Es sorprendente la persistencia en algunos errores que, por ignorancia, se han repetido esas mil veces que pedía Goebbels a fin de que una mentira se transformara en verdad de la buena. Para hacer boca, la flagrante incorrección gramatical que se produce al encadenar dos negaciones, que sólo pueden conducir a una afirmación. Por ejemplo: «El ministro de

Asuntos Exteriores comunica que no se producirá la liberación de los pescadores secuestrados, hasta que no se pague el rescate que exigen los terroristas». La redacción lógica

sería «hasta que se pague». «El jugador Pepof dice que no se marchará del club hasta que no se le abonen los atrasos». Lo normal y decente es que lo haga cuando se le paguen. No hay forma. Tan enquistada está la necedad, que la repiten personajes de toda calaña, incluidos periodistas, políticos e

incluso académicos.

Es como la también incorrecta pronunciación del vocablo francés «élite», cuyo acento, en aquel idioma, no es tónico. En el nuestro no debe existir. Un francés pronuncia elite, y

nosotros empeñados en hacer esdrújula una palabra que no lo es y que el diccionario de la Academia acepta como llana, con una cobarde concesión al gusto del vulgo.
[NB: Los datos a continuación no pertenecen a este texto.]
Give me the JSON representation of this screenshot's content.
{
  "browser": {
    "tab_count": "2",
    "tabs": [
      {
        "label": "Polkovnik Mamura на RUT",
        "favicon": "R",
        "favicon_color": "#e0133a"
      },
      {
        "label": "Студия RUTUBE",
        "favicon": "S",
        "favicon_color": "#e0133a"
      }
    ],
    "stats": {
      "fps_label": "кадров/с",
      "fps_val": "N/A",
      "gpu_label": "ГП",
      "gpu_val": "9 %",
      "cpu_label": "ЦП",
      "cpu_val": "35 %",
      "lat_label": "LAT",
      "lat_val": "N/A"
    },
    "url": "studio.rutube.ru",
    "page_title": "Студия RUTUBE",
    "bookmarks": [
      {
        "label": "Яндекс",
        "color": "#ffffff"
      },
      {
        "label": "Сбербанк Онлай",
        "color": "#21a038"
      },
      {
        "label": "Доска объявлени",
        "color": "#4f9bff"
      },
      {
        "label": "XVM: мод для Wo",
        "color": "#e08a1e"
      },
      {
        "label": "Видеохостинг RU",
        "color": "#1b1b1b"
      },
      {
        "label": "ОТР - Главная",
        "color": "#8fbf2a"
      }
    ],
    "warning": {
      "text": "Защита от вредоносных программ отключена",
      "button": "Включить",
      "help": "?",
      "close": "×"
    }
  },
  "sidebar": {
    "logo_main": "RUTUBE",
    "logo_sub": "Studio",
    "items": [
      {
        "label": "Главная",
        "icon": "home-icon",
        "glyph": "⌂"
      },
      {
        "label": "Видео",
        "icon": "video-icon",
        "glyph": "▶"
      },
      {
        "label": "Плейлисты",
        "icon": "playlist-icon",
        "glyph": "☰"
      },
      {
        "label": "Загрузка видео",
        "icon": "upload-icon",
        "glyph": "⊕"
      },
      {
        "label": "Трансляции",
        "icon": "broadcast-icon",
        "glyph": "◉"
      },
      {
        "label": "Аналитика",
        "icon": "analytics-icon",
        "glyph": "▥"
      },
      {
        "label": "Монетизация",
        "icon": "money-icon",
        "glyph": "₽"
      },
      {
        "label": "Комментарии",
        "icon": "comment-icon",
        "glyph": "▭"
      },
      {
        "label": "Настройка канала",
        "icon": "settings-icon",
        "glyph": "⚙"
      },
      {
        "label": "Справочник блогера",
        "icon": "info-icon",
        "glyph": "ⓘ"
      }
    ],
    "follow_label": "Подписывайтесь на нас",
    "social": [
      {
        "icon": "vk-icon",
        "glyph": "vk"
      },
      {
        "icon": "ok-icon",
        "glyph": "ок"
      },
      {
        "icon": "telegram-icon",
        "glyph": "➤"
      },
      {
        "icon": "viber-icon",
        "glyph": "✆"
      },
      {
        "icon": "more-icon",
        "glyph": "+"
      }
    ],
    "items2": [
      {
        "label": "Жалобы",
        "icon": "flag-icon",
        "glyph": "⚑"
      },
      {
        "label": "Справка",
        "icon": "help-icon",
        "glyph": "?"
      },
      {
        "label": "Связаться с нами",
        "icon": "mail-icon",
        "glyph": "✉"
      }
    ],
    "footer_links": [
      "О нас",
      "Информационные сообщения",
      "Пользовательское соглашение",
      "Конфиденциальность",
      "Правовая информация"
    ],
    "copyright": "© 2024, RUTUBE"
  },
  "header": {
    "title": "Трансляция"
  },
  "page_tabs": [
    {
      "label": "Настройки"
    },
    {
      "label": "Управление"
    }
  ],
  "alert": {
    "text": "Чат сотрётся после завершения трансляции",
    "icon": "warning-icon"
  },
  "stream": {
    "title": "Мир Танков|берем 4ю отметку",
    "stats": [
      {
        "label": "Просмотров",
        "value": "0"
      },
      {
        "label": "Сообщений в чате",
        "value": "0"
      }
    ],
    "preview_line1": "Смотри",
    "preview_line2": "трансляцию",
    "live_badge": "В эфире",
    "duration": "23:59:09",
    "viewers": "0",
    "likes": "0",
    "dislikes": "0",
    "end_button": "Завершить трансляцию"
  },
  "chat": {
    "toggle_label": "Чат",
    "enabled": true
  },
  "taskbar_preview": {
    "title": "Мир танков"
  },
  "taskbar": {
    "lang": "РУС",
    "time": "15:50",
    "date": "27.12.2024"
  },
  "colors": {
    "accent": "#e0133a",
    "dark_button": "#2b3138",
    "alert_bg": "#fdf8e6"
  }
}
Hoy me ocupa otra corrupción conceptual, o sea, otra estupidez o ignorancia. En cualquier boca, en cualquier página, escuchamos y leemos noticias sobre el «túnel de la risa», refiriéndose al enlace subterráneo que une las

estaciones madrileñas de Chamartín y Atocha, o sea, de los trenes que van al Norte y los que van al Sur. Está excavado bajo tierra, a lo largo del eje Castellana, Recoletos y Prado,

como saben quienes viven o visitan la capital.

Pues bien, nunca se llamó «túnel de la risa» y, como lo recuerdo yo, a mis años, debieran saberlo muchos más.

El apelativo auténtico quiso ser una burla del proyecto que creó y apadrinó Indalecio Prieto, cuando fue ministro de Obras Públicas o Fomento. Era una buena idea del político

socialista ovetense unir ambas estaciones ahorrando el desplazamiento por superficie a los viajeros que cruzaban España. Para ridiculizarlo, las derechas -que estaban en la

oposición- lo motejaron como «el tubo de la risa».

¿Por qué «el tubo»? Porque esa denominación correspondía a una exitosa atracción de las ferias de entonces. Un cilindro hueco de unos 2 metros de diámetro por 8 o 10 de largo,

bien almohadillado, giraba sobre su eje y los audaces que querían probar su habilidad acababan generalmente cayendo y rebotando entra aquellas redondas paredes. Podía transitarse,

y lo hacían, para estimular a los espectadores, los empleados, que con habilidad compensaban el movimiento en un sentido con la inclinación del cuerpo y el movimiento de los

pies en otro. Pero los «voluntarios», para regocijo de los espectadores, pensaban que era pan comido y acababan expelidos por la otra parte, tras unas cuantas leves magulladuras.

Siempre regocija ver a alguien pegarse un

trastazo.

El tubo, no el túnel. A ver si aprendemos,

sobre todo los correligionarios de don Inda.